9–As sociedades que se consideram dedicavam-se, essencialmente, aos serviços de transportes turísticos.

10–Sendo certo que, enquanto a frota da Autora era exclusivamente composta por carrinhas (veículos com 8 ou 9 lugares), a frota das outras sociedades era exclusivamente composta por carros (veículos com 5 lugares).

11– Os termos do compromisso de preferência firmado entre a Autora e as referidas três sociedades, baseado no facto de os sócios da Autora serem sócios dessas sociedades, importava o seguinte: a) Sempre que à Autora fossem solicitados serviços de transportes com carros, deviam os mesmos, em termos equitativos, ser adjudicados às sobreditas sociedades, contra, como é óbvio, a necessária faturação. Sempre que às três empresas fossem solicitados serviços de carrinhas, deviam, os mesmos, ser adjudicados àAutora, contra a necessária faturação.

12– Este procedimento importava uma conta corrente entre a Autora e as outras sociedades, sendo que essa conta corrente, implicava, na maior parte das vezes, um saldo credor favorável às sociedades dos sócios (e depois do ex sócio CC).
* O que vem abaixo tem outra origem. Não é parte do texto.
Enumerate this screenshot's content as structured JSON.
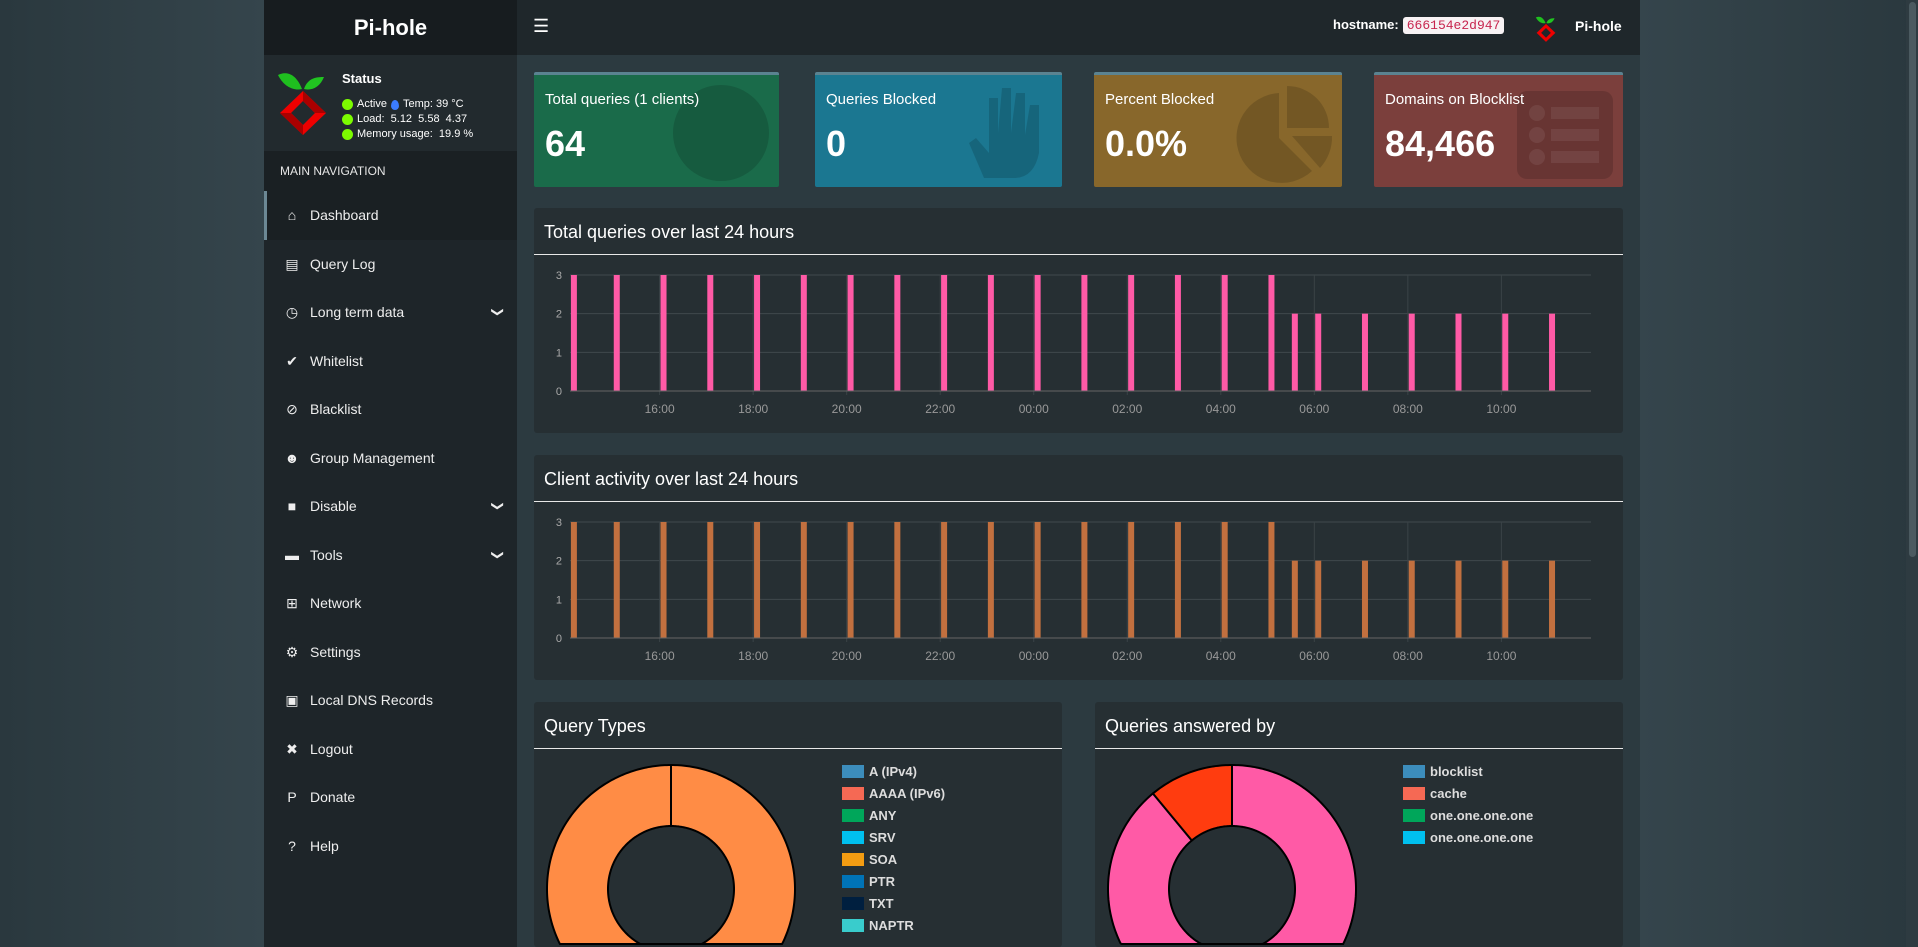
{
  "app": {
    "logo_pi": "Pi-",
    "logo_hole": "hole",
    "brand": "Pi-hole"
  },
  "status": {
    "title": "Status",
    "active": "Active",
    "temp": "Temp: 39 °C",
    "load": "Load:  5.12  5.58  4.37",
    "memory": "Memory usage:  19.9 %"
  },
  "sidebar": {
    "header": "MAIN NAVIGATION",
    "items": [
      {
        "label": "Dashboard",
        "icon": "home-icon",
        "glyph": "⌂",
        "active": true
      },
      {
        "label": "Query Log",
        "icon": "file-icon",
        "glyph": "▤"
      },
      {
        "label": "Long term data",
        "icon": "clock-icon",
        "glyph": "◷",
        "chevron": true
      },
      {
        "label": "Whitelist",
        "icon": "check-circle-icon",
        "glyph": "✔"
      },
      {
        "label": "Blacklist",
        "icon": "ban-icon",
        "glyph": "⊘"
      },
      {
        "label": "Group Management",
        "icon": "users-cog-icon",
        "glyph": "☻"
      },
      {
        "label": "Disable",
        "icon": "stop-icon",
        "glyph": "■",
        "chevron": true
      },
      {
        "label": "Tools",
        "icon": "folder-icon",
        "glyph": "▬",
        "chevron": true
      },
      {
        "label": "Network",
        "icon": "network-icon",
        "glyph": "⊞"
      },
      {
        "label": "Settings",
        "icon": "cogs-icon",
        "glyph": "⚙"
      },
      {
        "label": "Local DNS Records",
        "icon": "address-book-icon",
        "glyph": "▣"
      },
      {
        "label": "Logout",
        "icon": "user-times-icon",
        "glyph": "✖"
      },
      {
        "label": "Donate",
        "icon": "paypal-icon",
        "glyph": "P"
      },
      {
        "label": "Help",
        "icon": "question-circle-icon",
        "glyph": "?"
      }
    ]
  },
  "header": {
    "menu_icon": "bars-icon",
    "hostname_label": "hostname:",
    "hostname": "666154e2d947",
    "brand": "Pi-hole"
  },
  "cards": [
    {
      "label": "Total queries (1 clients)",
      "value": "64",
      "color": "#1a6b4a",
      "icon": "globe-icon"
    },
    {
      "label": "Queries Blocked",
      "value": "0",
      "color": "#1b7791",
      "icon": "hand-icon"
    },
    {
      "label": "Percent Blocked",
      "value": "0.0%",
      "color": "#88672b",
      "icon": "pie-chart-icon"
    },
    {
      "label": "Domains on Blocklist",
      "value": "84,466",
      "color": "#7b3f3c",
      "icon": "list-icon"
    }
  ],
  "chart_data": [
    {
      "type": "bar",
      "title": "Total queries over last 24 hours",
      "color": "#ff5aa6",
      "xlim": [
        "14:05",
        "11:55"
      ],
      "ylim": [
        0,
        3
      ],
      "yticks": [
        0,
        1,
        2,
        3
      ],
      "xticks": [
        "16:00",
        "18:00",
        "20:00",
        "22:00",
        "00:00",
        "02:00",
        "04:00",
        "06:00",
        "08:00",
        "10:00"
      ],
      "x": [
        "14:10",
        "15:05",
        "16:05",
        "17:05",
        "18:05",
        "19:05",
        "20:05",
        "21:05",
        "22:05",
        "23:05",
        "00:05",
        "01:05",
        "02:05",
        "03:05",
        "04:05",
        "05:05",
        "05:35",
        "06:05",
        "07:05",
        "08:05",
        "09:05",
        "10:05",
        "11:05"
      ],
      "values": [
        3,
        3,
        3,
        3,
        3,
        3,
        3,
        3,
        3,
        3,
        3,
        3,
        3,
        3,
        3,
        3,
        2,
        2,
        2,
        2,
        2,
        2,
        2
      ]
    },
    {
      "type": "bar",
      "title": "Client activity over last 24 hours",
      "color": "#c2703f",
      "xlim": [
        "14:05",
        "11:55"
      ],
      "ylim": [
        0,
        3
      ],
      "yticks": [
        0,
        1,
        2,
        3
      ],
      "xticks": [
        "16:00",
        "18:00",
        "20:00",
        "22:00",
        "00:00",
        "02:00",
        "04:00",
        "06:00",
        "08:00",
        "10:00"
      ],
      "x": [
        "14:10",
        "15:05",
        "16:05",
        "17:05",
        "18:05",
        "19:05",
        "20:05",
        "21:05",
        "22:05",
        "23:05",
        "00:05",
        "01:05",
        "02:05",
        "03:05",
        "04:05",
        "05:05",
        "05:35",
        "06:05",
        "07:05",
        "08:05",
        "09:05",
        "10:05",
        "11:05"
      ],
      "values": [
        3,
        3,
        3,
        3,
        3,
        3,
        3,
        3,
        3,
        3,
        3,
        3,
        3,
        3,
        3,
        3,
        2,
        2,
        2,
        2,
        2,
        2,
        2
      ]
    },
    {
      "type": "pie",
      "title": "Query Types",
      "slices": [
        {
          "value": 100,
          "color": "#ff8c45"
        }
      ],
      "legend": [
        {
          "label": "A (IPv4)",
          "color": "#3c8dbc"
        },
        {
          "label": "AAAA (IPv6)",
          "color": "#f56954"
        },
        {
          "label": "ANY",
          "color": "#00a65a"
        },
        {
          "label": "SRV",
          "color": "#00c0ef"
        },
        {
          "label": "SOA",
          "color": "#f39c12"
        },
        {
          "label": "PTR",
          "color": "#0073b7"
        },
        {
          "label": "TXT",
          "color": "#001f3f"
        },
        {
          "label": "NAPTR",
          "color": "#39cccc"
        }
      ]
    },
    {
      "type": "pie",
      "title": "Queries answered by",
      "slices": [
        {
          "value": 89,
          "color": "#ff5aa6"
        },
        {
          "value": 11,
          "color": "#ff3c0f"
        }
      ],
      "legend": [
        {
          "label": "blocklist",
          "color": "#3c8dbc"
        },
        {
          "label": "cache",
          "color": "#f56954"
        },
        {
          "label": "one.one.one.one",
          "color": "#00a65a"
        },
        {
          "label": "one.one.one.one",
          "color": "#00c0ef"
        }
      ]
    }
  ]
}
13–Em 2016, cada uma das referidas sociedades, faturou à Autora os seguintes valores: - N...Lda. - € 58.385,00; - F..., Lda. - € 56.336,50 –; - FIRSTOUR, LDA. - € 66. 015,06.

14 –De tudo isto decorria que, quando o saldo credor fosse favorável a cada uma das sociedades que se consideram, estas, normalmente, não pagavam à Autora (em termos de procedimento formal) os serviços que lhe adjudicavam; ou seja, compensava-se o crédito de cada uma das sociedades com o crédito da Autora e quando daí resultasse um saldo credor a favor daquelas sociedades, a Autora procedia à respetiva liquidação.
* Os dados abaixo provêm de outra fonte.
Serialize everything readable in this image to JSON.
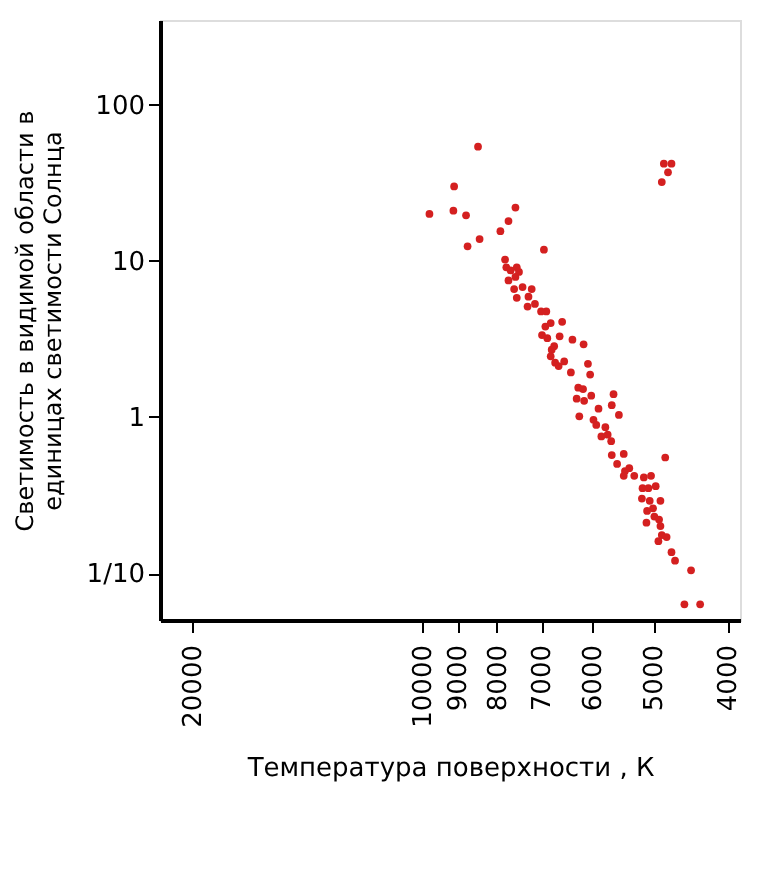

15– No âmbito da transação outorgada, em 01 de Março de 2017, pela Autora no procedimento cautelar que correu termos no Juízo de Comércio de ... – Juiz..., sob o n.º 73/17.7..., esta comprometeu-se nos seguintes termos : “A Sociedade Clevertours – Viagens e Turismo, Lda., enviará ao requerente até ao último dia de cada mês o mapa de escalas de distribuição de serviços entre as empresas N...Lda., F..., Lda. FIRSTOUR, por forma a permitir a este verificar o cumprimento do princípio da distribuição equitativa dos serviços.”

16 -Também na transação subscrita em 20 de Setembro de 2017, no âmbito da ação declarativa de condenação que correu termos no Juízo de Comércio de ... – Juiz ..., sob o n.º 2568/17.3... a ora Autora assentiu expressamente que o teor da mesma não prejudicava os efeitos daqueloutra, consignando-se no ponto 6 da mesma que “O presente acordo não abrange a sentença proferida no processo cautelar n.º 73/17.3...…”.

17–Sendo certo que nunca, em momento posterior, a Autora emitiu qualquer declaração (mais ou menos formal) tendente à cessação da eficácia do compromisso assumido no âmbito da transação outorgada, em 01 de Março de 2017.

18–No ano de 2016, a Ré faturou à Autora o valor de € 65.015,06.

19-Sendo que, nos meses de 2017 em que o acordo de prioridade ainda foi cumprido, a Ré faturou à Autora o valor de € 17.213,50.

2.3. Os factos não provados (descritos no acórdão)

1-De acordo com o dito compromisso, cuja execução foi escrupulosamente cumprida durante vários anos, as quatro sociedades deviam atuar, como se de um agrupamento complementar de empresas se tratassem, através da prestação de serviços complementares.

2-A Autora não cumpre o referenciado acordo desde 31 de Maio de 2017, não tendo, nessa sequência, desde o dito momento, adjudicado à Ré os serviços que lhe caberiam por conta do sobredito compromisso.

3- Tendo por base o referido período temporal, a execução do acordo que se considera, importava um valor médio mensal de faturação da Ré à Autora no valor de € 5.481.04. Alterada para 1.912,61.

4- O que libertaria uma margem de lucro nunca inferior a 40% (já depois de impostos), a saber: o valor mensal de € 2.192, 42. -sem prova.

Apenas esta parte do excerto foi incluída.